Bu yoğunluktaki son kaçamağım Yakut Kırmızı oldu. Yorumlamaya bile kıyamadım. (Elbette üşendi.) Şaka bir yana cidden beklentilerimi karşıladı ama elbette gözümden kaçmayan birkaç şey vardı. Hemen dedikodunun dibine vuruyorum.


Serinin isminden de anlaşılacağı gibi olaylar farklı zaman dilimlerinde gelişiyor. Zaman yolculuğu yapabilen gençlerimiz var. Bunlardan biri on altı yaşındaki Gwendolyn. Londra'da ailesiyle beraber yaşıyor. Hatta gıcık bir ailesi var. Gıcık diyorum çünkü gerçekten okurken sinir ettiler. Niye mi ? Bu ailede on iki zaman yolcusundan biri olma adayı olan biri var. Gwen'in kuzeni Charletto olduklarını sanıyorlar ama elbette tahmin ettiğiniz gibi Gwendolyn'dur. Baya olaylar oluyor. Bunun sonucunda ailesine baya gıcık olacaksınız. Neyse, efenim. Çok detaylara girmeyeceğim ama kurgu biraz kafanızı karıştırabilir. En özet halinde şöyle diyeyim; Gwendolyn ve bir diğer zaman yolcusu Gideon (yeşil gözler, omuzlara gelen saçlar ve göz devirici hareketler kalp ben) bir görev nedeniyle geçmişe gidiyorlar. Ama önlerine her defasına bir engel çıkıyor. Ve zamanda yolculuk etmek de öyle kolay bir şey değil. Düşünsenize, buradan aniden kaybolup, 1950'lerin Londra'sının ortasına löp diye çıkıyorsunuz. İnsanların tepkilerini hayal edin. Ya da belki de bir yangının içinde belireceksiniz. Ya da tam savaşın ortasında... Böyle sorunlar olmasın diye de bir çözümleri var. Ama işte bu çözümden dolayı geçmişte bir karışıklık olmuş ve şimdi de o sorunu çözmeye çalışıyorlar. Kahramanlarımız Giden ve Gwendolyn. Aralarındaki uyum şahane. Valla bak. Zıtlaşmalar, göz devirmeler, ters cevaplar, açıklarını kollamalar... Bayıldım! :D

Konunun geneli böyle ama okumadan olmaz elbette. Her karakterden bahsetmedim ki şimdi aklıma geldi. Gwendolyn, etrafta kimsenin göremediği hayaletleri görebiliyor. Robert isminde bir hayalet var. Şimdiden favori karakterim oldu. Sırf onun için bile okuyun derim. :D Gerçekten Gwen'in hayaletlerle konuşması ayrı bir komedi oluyor.

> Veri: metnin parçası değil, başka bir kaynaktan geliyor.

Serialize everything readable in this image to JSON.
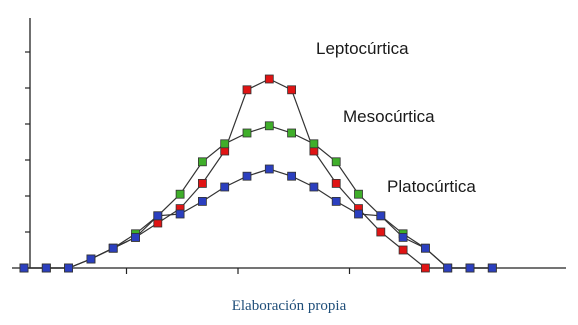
{
  "caption": "Elaboración propia",
  "chart_data": {
    "type": "line",
    "title": "",
    "xlabel": "",
    "ylabel": "",
    "x": [
      1,
      2,
      3,
      4,
      5,
      6,
      7,
      8,
      9,
      10,
      11,
      12,
      13,
      14,
      15,
      16,
      17,
      18,
      19,
      20,
      21,
      22
    ],
    "xlim": [
      1,
      22.7
    ],
    "ylim": [
      0,
      6
    ],
    "grid": false,
    "legend": "none",
    "series": [
      {
        "name": "Leptocúrtica",
        "color": "#e01414",
        "values": [
          0,
          0,
          0,
          0.25,
          0.55,
          0.85,
          1.25,
          1.65,
          2.35,
          3.25,
          4.95,
          5.25,
          4.95,
          3.25,
          2.35,
          1.65,
          1.0,
          0.5,
          0,
          0,
          0,
          0
        ]
      },
      {
        "name": "Mesocúrtica",
        "color": "#3fae2a",
        "values": [
          0,
          0,
          0,
          0.25,
          0.55,
          0.95,
          1.45,
          2.05,
          2.95,
          3.45,
          3.75,
          3.95,
          3.75,
          3.45,
          2.95,
          2.05,
          1.45,
          0.95,
          0.55,
          0,
          0,
          0
        ]
      },
      {
        "name": "Platocúrtica",
        "color": "#2b3fbf",
        "values": [
          0,
          0,
          0,
          0.25,
          0.55,
          0.85,
          1.45,
          1.5,
          1.85,
          2.25,
          2.55,
          2.75,
          2.55,
          2.25,
          1.85,
          1.5,
          1.45,
          0.85,
          0.55,
          0,
          0,
          0
        ]
      }
    ]
  }
}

Sonracığıma... Zaman konulu kurguyuları sevdiğim için serinin ilk kitabını sevdim. Bazen gereksiz diyaloglarla karşılaştım. Ama kitap süper akıcı. Cidden. Yazarın hayal dünyası ilginç ve sürükleyici. Hele Yakut Kırmızı öyle bir bitti ki ikinci kitap gözümün önünde adeta "gel beni oku" diyor ama ne yazık ki kendimi kaptıramam.

Son olarak, bu seriyi Alman bir yazar yazmış. İlk kitabın filmi de mevcut internette. Fragmanını izledim ve filmi de izlemeye karar verdim ama tüm seriyi okuduktan sonra izleyeceğim.
Şimdilik bu kadar. Sıradaki kitap ne olacak bilmiyorum. Bekleyelim bakalım.